No início do século 20, quando, já no papel de substantivo, travesti e seus termos irmãos se espalharam por diversas línguas, todos já levavam o sentido estrito de homossexual que se veste com roupas do sexo oposto e, especialmente, o de homem que tenta se parecer com mulher, inclusive recorrendo a tratamentos hormonais. A palavra inglesa transvestite, por exemplo, foi importada com fortes conotações psicopatológicas do alemão Transvestit.
Faz tempo que os travestis brasileiros ganharam fama por sua presença em redes de prostituição internacional. Segundo o lingüista belga Henri Van Hoof, que em 1999 publicou um ensaio chamado Nomes de países, povos e regiões na linguagem figurada, existiu em francês, registrada pela primeira vez no distante ano de 1884, a incômoda – para o orgulho pátrio – gíria brésilienne (“brasileira”), com o significado de travesti. Nessa época, a palavra ainda nem tinha aportado aqui.
Publicado na “Revista da Semana”.
11 Comentários
Caramba, e eu que imaginei que a popularização do travesti brasileiro na França fosse coisa da década de 70 do século passado.
É irônico o travesti brasileiro já se destacar na França antes que a palavra travesti existisse no Brasil.
(nesse caso, como eram chamados por aqui?)
O dono do pedaço que me desculpe, mas achei que o melhor de tudo foi ver o envolvido em questão com aquela cara de bunda na delegacia usando a camisa de uma certa torcida bicolor.

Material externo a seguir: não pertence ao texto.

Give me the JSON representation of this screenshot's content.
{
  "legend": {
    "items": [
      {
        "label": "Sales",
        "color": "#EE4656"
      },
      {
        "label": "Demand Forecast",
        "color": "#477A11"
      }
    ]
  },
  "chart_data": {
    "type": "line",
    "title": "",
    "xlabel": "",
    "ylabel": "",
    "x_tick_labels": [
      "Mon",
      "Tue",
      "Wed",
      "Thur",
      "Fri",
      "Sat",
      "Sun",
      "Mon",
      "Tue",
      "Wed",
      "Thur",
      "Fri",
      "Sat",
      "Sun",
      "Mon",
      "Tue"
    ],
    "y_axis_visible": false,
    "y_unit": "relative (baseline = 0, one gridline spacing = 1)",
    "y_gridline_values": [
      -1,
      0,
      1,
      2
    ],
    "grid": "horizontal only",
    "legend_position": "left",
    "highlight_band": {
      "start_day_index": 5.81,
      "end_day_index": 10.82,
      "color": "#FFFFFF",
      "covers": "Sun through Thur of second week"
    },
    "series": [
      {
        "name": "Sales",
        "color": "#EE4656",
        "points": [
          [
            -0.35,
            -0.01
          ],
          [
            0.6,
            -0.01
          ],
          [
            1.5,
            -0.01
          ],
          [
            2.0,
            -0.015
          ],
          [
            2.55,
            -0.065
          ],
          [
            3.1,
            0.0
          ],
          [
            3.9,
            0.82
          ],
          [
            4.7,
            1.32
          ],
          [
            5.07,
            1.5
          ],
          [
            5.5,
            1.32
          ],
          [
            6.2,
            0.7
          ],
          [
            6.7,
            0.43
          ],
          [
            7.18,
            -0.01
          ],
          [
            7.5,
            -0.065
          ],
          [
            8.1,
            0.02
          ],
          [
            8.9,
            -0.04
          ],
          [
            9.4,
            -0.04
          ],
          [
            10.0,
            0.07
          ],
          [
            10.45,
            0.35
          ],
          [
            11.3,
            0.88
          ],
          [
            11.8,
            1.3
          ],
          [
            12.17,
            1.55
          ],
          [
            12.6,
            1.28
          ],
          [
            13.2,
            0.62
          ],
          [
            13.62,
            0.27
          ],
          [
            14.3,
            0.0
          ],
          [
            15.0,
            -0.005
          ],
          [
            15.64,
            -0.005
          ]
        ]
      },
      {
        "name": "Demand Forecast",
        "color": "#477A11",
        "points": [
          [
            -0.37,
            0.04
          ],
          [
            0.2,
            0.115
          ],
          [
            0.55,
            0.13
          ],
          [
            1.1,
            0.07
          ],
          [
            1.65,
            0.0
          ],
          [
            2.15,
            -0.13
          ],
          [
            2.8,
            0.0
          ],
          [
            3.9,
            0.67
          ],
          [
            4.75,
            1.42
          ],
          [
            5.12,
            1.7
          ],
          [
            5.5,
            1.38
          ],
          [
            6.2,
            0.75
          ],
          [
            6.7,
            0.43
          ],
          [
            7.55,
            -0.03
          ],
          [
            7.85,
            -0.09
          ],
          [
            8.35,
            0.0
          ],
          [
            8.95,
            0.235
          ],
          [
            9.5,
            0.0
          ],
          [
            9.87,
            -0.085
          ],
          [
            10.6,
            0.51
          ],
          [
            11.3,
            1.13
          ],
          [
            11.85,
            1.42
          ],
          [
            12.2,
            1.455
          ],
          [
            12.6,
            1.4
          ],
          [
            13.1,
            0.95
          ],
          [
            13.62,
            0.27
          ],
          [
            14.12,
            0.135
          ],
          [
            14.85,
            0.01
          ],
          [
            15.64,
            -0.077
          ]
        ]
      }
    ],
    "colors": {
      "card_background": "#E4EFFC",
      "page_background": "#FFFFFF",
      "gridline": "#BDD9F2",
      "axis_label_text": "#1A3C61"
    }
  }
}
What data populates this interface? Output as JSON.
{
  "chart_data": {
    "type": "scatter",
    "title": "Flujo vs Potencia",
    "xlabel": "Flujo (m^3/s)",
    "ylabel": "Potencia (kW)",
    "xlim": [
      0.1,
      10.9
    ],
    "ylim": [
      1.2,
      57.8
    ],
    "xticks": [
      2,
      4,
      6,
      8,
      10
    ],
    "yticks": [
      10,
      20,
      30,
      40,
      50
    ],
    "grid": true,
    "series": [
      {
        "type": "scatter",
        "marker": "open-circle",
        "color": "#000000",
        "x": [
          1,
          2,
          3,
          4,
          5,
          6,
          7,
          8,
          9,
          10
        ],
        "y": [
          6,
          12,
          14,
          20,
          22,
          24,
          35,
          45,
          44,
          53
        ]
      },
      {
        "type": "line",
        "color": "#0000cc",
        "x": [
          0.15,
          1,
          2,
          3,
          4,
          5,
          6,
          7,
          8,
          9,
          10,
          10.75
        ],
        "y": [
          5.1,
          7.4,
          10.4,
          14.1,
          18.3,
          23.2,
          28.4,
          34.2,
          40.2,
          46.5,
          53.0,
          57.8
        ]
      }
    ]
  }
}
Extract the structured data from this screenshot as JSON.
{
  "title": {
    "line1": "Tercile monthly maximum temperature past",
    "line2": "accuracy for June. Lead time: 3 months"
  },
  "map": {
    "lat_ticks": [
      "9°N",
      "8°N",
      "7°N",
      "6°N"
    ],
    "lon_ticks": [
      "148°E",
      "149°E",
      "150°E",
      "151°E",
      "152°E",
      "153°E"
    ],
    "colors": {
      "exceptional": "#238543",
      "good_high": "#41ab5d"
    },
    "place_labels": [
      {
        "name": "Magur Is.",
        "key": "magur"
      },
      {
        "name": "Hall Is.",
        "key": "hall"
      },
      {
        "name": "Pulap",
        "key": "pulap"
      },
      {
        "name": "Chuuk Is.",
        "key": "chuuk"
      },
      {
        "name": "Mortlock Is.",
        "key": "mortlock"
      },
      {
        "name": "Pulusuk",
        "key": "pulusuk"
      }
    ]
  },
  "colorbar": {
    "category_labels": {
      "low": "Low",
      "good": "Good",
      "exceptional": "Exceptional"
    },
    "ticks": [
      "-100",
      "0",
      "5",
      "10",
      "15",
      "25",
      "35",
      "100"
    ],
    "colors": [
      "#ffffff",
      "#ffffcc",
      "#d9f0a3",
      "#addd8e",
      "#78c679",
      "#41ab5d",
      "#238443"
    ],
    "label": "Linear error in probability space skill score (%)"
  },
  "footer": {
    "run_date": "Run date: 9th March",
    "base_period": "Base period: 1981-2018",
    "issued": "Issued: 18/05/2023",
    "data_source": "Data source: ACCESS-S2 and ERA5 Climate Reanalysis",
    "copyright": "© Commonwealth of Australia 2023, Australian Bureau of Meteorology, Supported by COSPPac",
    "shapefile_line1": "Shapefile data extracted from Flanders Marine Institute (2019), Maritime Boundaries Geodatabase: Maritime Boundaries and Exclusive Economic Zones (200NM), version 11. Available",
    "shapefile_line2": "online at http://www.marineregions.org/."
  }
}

Muito bom, Harpia (caramba, não foi só o Rubem Mauro que, feito um Ronaldo da web, se enganou com seu nick). Ri muito, mas convenhamos que, depois de um 4 x 2, a gente ri à toa. E depois a corrosão da tela é minha culpa…
Por falar nisso……..um amigo do Fenômeno, preocupado com sua depressão pós-escândalo, sugeriu que ele se retirasse para uma ilha distante até poeira abaixar.
– Mas o Robinson Crusoé e o Sexta-Feira vão estar por lá?
Já que ninguém faz perguntas, faço eu, impressionado com o silêncio em torno da informação do lingüista belga sobre a palavra ‘brésilienne’ – com certeza a mais desconcertante já veiculada nesta seção. Será que só eu e o Harpia achamos espantoso que travestis brasileiros já tivessem tanta fama na Europa do século 19? Seria Van Hoof um charlatão? Onde o colunista foi desencavar esse cara? Poderia haver outra explicação para a tal gíria? Qual?
E, acima de tudo, se a quantidade aqui era tanta que já os exportávamos e eles eram famosos, como eram chamados aqui no Brasil antes da chegada da palavra travesti?
Donzelos?
Meninos-Moça?
Harpia, não se trata necessariamente de quantidade. Bastaria um solitário exemplar de sucesso em Paris para justificar o nome. Um ator, talvez. Mas se houve essa figura, onde ficou registrada sua existência?
MAs digam ai pra galera: Ronalducho é A ou P?
ou bate uns “bolões” nas duas?
Oi, Sérgio. Cheguei atrasada para o papo, mas fiquei realmente curiosa pra saber de onde veio essa gíria. (Espero que sua pergunta tenha sido retórica!) Num Google rápido e superficial (onde o Todoprosa apareceu em terceiro lugar), achei um Van Hoof autor de dicionários sobre termos e símbolos médicos, sobre termos bíblicos e jardinagem. Seria o mesmo? Abraço, Isabel
Minha cara Isabel: sim, a pergunta sobre o charlatanismo de Van Hoof era retórica. O estudo que eu citei – não citaria se suspeitasse dele – foi publicado por uma revista acadêmica de prestígio. É provável que seja o mesmo sujeito que você encontrou. Se descobrir mais alguma coisa sobre a origem dessa gíria, não deixe de avisar! Abração.
Sergio, sabes a semelhança entre Ronaldo e o Flamengo?
Os dois são BI! Tá certo é infame, mas o tema lembrou isto. Sorry!